How long does buyer’s remorse last?

Buyer’s remorse lasts anywhere from a few weeks to several months but fades after you settle and stabilize. If regret persists beyond a year, it’s often tied to affordability or location mismatch rather than nerves.

Can I back out after the offer is accepted?

Yes, but consequences depend on contingencies. If you’re within inspection, appraisal, or financing contingencies, you may exit without penalty. Outside those windows, you could lose earnest money or face legal risk.

Can I back out at closing?

Yes, but you could lose earnest money and possibly face legal claims. Speak to an attorney before making that decision.

What happens to earnest money?

It depends entirely on when and why you exit. If you back out within an active contingency period for a valid reason, you get your money back. If you back out after contingencies expire, the seller keeps it.

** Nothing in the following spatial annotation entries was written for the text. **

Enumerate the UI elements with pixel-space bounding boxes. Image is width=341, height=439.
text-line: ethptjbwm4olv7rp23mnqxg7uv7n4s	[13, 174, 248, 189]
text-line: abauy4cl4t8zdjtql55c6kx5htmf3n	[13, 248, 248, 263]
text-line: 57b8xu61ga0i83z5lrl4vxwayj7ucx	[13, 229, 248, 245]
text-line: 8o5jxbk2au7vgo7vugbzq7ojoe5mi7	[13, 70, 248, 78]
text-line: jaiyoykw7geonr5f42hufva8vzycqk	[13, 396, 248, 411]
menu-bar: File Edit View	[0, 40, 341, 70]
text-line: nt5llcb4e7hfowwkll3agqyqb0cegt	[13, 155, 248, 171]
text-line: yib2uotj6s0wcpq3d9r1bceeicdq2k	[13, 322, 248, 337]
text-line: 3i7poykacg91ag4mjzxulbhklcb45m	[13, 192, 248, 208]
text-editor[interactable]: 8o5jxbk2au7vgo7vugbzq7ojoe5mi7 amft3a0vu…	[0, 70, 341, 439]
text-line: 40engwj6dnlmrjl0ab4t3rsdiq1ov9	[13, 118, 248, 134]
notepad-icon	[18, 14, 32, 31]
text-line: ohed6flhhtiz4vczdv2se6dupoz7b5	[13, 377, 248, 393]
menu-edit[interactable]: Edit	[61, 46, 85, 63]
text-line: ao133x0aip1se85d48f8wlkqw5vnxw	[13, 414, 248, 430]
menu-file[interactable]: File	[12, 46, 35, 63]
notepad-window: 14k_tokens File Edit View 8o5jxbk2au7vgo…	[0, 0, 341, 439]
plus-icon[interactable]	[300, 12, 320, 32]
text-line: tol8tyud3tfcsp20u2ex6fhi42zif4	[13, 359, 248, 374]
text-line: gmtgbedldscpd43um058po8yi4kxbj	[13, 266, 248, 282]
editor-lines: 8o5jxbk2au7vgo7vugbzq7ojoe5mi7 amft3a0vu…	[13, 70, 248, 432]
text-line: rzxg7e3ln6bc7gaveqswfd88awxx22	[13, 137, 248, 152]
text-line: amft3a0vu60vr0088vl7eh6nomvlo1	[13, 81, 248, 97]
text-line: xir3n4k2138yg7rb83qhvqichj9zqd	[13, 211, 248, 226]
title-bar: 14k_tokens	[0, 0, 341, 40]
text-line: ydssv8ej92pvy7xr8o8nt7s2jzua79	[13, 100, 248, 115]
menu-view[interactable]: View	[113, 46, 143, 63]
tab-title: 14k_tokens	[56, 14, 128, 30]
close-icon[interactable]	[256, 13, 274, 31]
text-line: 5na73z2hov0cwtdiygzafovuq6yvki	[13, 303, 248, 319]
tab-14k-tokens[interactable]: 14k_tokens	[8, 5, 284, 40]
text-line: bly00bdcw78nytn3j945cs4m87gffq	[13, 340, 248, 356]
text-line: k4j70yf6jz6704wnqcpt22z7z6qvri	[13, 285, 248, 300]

What if I find problems after closing?

If the issues were disclosed in an inspection report, you’re responsible for the repairs. If there’s evidence of seller non disclosure, consult a real estate attorney.

Should I sell right away if I regret it?

No, selling immediately can be costly. Before you go that route, give yourself six months to a year to see if the regret is about the home or if it’s just buyer’s remorse.